In a recent blog, a professional in a national management consulting firm that works with nonprofits, foundations and other groups waxed positive about attending a recent event and “learning from four really smart and experienced people” about the virtues of “cohort capacity building” – “working toward a shared goal with a group of nonprofits that share some set of characteristics, such as size, geographic location, or programmatic focus.”
These smart people pointed out that, among other things, the cohort approach is often more cost effective than other modalities, such as one-on-one consulting, and that perhaps we need to take the “technical” out of technical assistance and focus more on “well-conceived, well-facilitated forums for people to actually sit and talk to each other.”
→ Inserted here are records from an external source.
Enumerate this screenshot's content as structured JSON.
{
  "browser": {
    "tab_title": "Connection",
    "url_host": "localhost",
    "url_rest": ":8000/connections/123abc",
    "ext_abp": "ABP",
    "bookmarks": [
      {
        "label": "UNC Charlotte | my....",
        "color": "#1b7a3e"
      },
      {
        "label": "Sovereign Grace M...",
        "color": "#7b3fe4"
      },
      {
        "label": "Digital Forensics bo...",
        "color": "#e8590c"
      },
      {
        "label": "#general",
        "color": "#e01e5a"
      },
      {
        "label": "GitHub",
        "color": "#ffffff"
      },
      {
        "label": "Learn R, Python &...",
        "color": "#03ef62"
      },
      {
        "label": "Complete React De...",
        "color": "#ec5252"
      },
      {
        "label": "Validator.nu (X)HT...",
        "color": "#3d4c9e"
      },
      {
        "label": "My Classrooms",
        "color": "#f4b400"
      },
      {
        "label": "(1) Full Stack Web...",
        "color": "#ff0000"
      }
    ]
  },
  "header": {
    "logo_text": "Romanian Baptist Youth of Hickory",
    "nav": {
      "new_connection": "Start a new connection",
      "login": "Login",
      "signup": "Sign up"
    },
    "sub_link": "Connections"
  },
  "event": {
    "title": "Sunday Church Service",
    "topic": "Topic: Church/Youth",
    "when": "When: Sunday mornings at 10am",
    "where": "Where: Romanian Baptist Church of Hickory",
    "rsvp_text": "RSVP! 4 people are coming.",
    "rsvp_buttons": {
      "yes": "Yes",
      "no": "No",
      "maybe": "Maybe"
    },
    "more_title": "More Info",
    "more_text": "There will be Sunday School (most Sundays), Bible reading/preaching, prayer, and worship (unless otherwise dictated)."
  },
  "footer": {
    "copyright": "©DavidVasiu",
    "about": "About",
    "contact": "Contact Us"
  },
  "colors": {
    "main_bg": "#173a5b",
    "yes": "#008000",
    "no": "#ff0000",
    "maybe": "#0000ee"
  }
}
Well, duh. SLHI has been promoting that approach for the past 14 years with our Technical Assistance Partnership, or TAP. Teams (cohorts, groups, partners, collaborators, call them what you like) of three to ten nonprofits (and occasionally government and business organizations), are matched up with consultants (facilitators, guides, resource people, experts, depending on the situation), and people “get better together.” There is even a network – a cohort! – of some 200 consultants working in the nonprofit arena who meet both virtually and in real time to share experiences and skills, and learn from each other.
It’s not rocket science, it’s not new, and it wasn’t invented in Washington, D.C. by national nonprofits and consulting firms. It’s been going on in grassroots community development in America since roughly the beginning of the 18th Century. It works.
Plus ça change, plus c’est la même chose.